Every year on December 22, India celebrates National Mathematics Day to honour the legacy of Srinivasa Ramanujan, a man whose mind seemed to grasp the infinite. While popular narratives often paint him as an inscrutable genius, a closer look at a single number—1729, known as the Hardy–Ramanujan number—reveals a more profound truth about his work ethic and intellectual rigour.
The Man Who Knew Infinity: A Brief Portrait
Srinivasa Ramanujan was born in 1887 into a Tamil Brahmin Iyengar family in Erode, and grew up in the temple town of Kumbakonam, Tamil Nadu. Despite dying at the young age of 32 due to ill health, his contributions to mathematics were monumental. He became one of the youngest Fellows of the Royal Society and the first Indian to be elected a Fellow of Trinity College, Cambridge.

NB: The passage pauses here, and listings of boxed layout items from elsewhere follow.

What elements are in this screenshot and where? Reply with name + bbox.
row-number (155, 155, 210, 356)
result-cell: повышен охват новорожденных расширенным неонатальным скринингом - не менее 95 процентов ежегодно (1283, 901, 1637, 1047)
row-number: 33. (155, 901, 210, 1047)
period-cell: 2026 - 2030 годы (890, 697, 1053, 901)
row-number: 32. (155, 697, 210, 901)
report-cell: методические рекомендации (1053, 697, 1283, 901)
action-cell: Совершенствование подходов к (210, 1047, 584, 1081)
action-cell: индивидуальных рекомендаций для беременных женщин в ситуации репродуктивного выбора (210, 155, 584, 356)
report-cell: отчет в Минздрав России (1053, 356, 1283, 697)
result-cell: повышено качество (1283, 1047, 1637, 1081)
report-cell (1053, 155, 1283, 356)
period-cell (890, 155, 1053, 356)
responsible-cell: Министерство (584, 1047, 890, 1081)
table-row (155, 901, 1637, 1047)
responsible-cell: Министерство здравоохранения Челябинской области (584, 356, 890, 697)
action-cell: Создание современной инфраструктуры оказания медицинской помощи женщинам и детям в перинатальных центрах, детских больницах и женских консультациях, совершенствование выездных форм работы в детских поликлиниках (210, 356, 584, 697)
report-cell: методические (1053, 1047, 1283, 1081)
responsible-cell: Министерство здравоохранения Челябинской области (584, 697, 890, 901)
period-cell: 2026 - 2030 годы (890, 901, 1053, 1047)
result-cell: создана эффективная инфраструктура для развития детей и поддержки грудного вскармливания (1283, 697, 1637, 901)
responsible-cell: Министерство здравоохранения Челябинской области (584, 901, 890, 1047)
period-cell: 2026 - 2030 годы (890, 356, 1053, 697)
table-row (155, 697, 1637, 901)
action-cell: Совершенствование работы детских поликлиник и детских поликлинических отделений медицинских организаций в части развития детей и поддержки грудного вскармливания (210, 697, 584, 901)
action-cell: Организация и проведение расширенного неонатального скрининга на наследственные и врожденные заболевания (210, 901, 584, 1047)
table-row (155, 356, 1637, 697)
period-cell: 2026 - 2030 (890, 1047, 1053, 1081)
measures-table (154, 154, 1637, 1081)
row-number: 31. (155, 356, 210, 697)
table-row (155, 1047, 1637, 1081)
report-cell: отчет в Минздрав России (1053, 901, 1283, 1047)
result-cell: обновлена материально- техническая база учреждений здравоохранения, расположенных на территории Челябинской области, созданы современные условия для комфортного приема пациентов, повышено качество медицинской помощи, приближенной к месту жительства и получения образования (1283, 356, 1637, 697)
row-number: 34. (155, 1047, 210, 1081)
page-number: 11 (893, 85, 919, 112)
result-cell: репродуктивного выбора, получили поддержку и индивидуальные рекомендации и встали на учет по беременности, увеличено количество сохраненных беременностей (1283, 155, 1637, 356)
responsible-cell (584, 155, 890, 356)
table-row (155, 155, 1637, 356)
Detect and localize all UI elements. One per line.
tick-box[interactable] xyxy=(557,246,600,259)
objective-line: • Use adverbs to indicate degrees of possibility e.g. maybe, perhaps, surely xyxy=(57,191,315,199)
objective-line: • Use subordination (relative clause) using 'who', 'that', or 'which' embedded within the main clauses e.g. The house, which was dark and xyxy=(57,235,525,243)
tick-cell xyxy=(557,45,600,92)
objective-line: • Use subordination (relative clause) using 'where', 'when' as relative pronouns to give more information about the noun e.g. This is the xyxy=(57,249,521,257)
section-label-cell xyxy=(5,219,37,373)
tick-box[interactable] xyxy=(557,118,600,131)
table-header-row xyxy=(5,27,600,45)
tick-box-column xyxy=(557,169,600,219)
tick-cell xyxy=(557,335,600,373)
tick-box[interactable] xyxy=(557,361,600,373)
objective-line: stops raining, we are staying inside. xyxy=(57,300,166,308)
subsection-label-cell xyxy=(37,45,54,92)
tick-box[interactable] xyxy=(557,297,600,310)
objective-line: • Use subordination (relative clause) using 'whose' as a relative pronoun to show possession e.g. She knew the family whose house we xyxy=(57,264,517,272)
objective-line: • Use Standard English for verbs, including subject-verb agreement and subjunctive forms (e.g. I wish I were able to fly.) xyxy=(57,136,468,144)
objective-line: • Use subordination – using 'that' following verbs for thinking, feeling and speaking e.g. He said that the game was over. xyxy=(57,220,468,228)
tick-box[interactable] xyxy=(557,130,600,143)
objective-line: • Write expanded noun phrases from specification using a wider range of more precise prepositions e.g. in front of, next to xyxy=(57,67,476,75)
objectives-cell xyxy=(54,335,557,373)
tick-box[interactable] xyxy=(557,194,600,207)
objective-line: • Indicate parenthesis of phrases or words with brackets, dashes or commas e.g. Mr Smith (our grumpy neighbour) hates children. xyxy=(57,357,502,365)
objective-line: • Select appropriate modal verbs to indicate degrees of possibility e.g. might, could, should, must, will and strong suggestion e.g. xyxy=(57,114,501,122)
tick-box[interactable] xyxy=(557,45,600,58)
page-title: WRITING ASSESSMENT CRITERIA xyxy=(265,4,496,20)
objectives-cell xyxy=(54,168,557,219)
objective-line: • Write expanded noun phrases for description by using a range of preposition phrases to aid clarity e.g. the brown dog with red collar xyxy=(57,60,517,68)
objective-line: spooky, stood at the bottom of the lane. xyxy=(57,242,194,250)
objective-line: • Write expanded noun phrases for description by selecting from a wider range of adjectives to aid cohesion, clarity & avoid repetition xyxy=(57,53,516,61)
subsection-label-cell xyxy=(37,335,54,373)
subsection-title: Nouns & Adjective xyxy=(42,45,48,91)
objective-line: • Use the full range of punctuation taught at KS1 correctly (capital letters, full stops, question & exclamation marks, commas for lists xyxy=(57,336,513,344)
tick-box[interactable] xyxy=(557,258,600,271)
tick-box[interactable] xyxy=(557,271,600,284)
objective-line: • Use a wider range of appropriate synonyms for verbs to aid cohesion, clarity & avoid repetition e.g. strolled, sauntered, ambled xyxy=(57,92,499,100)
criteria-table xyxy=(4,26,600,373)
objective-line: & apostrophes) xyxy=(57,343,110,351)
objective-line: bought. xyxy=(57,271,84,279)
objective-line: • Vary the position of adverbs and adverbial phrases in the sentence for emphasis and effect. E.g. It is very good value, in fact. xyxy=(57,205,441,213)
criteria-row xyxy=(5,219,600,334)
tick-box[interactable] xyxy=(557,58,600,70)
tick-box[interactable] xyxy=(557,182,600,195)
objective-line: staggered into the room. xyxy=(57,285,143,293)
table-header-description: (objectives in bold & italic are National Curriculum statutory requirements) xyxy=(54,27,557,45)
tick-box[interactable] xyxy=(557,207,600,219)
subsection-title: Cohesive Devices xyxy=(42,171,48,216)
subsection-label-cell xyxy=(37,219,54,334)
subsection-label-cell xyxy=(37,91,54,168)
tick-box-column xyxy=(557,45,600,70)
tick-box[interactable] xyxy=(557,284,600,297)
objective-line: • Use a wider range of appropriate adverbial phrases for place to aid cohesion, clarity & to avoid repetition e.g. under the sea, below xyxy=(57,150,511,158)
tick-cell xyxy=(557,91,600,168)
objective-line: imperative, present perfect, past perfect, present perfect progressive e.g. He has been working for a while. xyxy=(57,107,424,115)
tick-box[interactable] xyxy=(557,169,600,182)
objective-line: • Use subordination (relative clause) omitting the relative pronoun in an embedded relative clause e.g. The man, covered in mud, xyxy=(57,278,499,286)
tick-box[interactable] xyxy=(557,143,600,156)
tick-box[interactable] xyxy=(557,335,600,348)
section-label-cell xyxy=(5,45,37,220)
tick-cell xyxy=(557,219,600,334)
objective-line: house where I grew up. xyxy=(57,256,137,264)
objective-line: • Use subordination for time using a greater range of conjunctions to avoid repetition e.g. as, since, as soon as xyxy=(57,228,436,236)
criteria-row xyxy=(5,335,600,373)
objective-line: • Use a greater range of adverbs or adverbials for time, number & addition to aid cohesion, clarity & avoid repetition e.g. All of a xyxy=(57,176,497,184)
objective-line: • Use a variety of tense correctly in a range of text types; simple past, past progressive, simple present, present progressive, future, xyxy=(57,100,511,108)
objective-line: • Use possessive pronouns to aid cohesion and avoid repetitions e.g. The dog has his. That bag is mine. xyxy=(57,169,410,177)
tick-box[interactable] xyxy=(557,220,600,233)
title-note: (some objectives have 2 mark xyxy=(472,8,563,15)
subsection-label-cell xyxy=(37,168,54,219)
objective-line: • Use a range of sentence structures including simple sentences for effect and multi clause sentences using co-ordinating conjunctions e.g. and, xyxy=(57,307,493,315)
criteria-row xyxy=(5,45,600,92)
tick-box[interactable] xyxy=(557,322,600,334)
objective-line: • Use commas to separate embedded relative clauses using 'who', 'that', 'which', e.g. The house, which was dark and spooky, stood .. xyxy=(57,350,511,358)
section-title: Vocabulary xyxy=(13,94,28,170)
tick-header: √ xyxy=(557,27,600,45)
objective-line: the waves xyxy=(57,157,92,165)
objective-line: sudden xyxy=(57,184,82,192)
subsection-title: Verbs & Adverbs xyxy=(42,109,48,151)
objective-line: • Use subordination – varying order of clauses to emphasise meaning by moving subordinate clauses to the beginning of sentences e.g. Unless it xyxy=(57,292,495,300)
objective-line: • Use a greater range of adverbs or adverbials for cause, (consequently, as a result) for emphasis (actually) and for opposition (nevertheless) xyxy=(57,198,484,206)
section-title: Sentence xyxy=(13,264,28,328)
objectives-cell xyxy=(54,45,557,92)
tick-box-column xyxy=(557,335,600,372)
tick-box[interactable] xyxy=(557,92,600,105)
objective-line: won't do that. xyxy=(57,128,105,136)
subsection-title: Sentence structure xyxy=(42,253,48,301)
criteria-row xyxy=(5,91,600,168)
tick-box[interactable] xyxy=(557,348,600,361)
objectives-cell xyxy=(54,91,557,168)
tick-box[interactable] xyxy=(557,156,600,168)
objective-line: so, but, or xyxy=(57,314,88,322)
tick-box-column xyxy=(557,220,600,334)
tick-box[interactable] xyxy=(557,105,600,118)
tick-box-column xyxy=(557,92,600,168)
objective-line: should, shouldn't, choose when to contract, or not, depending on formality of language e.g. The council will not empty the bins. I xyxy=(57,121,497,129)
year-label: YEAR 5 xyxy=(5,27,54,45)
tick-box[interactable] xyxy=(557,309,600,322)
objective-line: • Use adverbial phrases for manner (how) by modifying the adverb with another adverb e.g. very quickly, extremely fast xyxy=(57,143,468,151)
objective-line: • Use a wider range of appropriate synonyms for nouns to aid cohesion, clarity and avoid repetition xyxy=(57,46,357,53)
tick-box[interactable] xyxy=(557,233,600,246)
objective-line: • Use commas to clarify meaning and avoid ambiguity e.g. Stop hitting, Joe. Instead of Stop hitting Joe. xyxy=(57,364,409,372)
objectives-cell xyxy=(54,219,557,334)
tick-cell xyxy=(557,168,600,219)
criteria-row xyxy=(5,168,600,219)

His journey to recognition began in 1913 when he wrote letters to the renowned British mathematician G. H. Hardy. Hardy, recognising the extraordinary talent in the self-taught Indian, invited him to England. However, Ramanujan's time there was marred by poor health, exacerbated by the cold climate and difficulties in maintaining a nutritious vegetarian diet, leading to frequent hospitalisations.
The Tale of a "Dull" Taxicab Number: 1729
The story of the Hardy–Ramanujan number originates from one such hospital visit in Putney. Hardy arrived in a taxi numbered 1729 and remarked to Ramanujan that the number seemed rather dull and uninteresting. Ramanujan's instantaneous reply has become legendary: "No, Hardy, it is a very interesting number; it is the smallest number expressible as the sum of two cubes in two different ways."
He was referring to the unique property:
1³ + 12³ = 1 + 1728 = 1729
and
9³ + 10³ = 729 + 1000 = 1729.
This immediate insight into a seemingly random number is often cited as the ultimate proof of his intuitive genius. It appeared as if patterns and connections revealed themselves to him magically, a notion reinforced by his own accounts of visions from the family deity, Goddess Namagiri.
Beyond Intuition: The Rigorous Mind Behind the Magic
However, the story of 1729 reveals more than just flashy intuition. It underscores a lifetime of deep, unconventional study. Mathematicians like Ken Ono and Amir D. Aczel, in their book "My Search for Ramanujan: How I Learned to Count", point out that Ramanujan's recognition was not a random divination.
He was already deeply familiar with the properties of 1729 because of his prior work on problems studied by the Swiss mathematician Leonhard Euler. Furthermore, the number appears in Ramanujan's exploration of Fermat's Last Theorem—Pierre de Fermat's famous assertion that no two cubes can add up to another cube.
Ramanujan was fascinated by "near misses" to this theorem. For instance, if 9³ + 10³ had equaled 1728 (which is 12³), it would have violated Fermat's centuries-old claim. The fact that it equaled 1729, just one unit away, was a tantalising near-violation that captivated his analytical mind. His instant recall in the hospital was, therefore, the result of a preoccupied and deeply studied fascination with numerical rules and patterns.
Conclusion: Demystifying the Genius
The Hardy–Ramanujan number serves as a perfect metaphor for the mathematician himself. On the surface, it speaks to an almost supernatural ability to see patterns. But digging deeper, it reveals the rigorous, innovative, and relentless thinker who trained his mind through obsessive study. Ramanujan was not merely "unusually blessed"; he was a dedicated scholar whose notebooks were filled with the evidence of his labour.
On his 138th birth anniversary, the number 1729 reminds us that true genius often lies at the intersection of innate talent and disciplined work. Celebrating Srinivasa Ramanujan means looking beyond the myth of the dream-inspired sage to understand the profound and methodical intellect that continues to inspire mathematicians and non-mathematicians alike.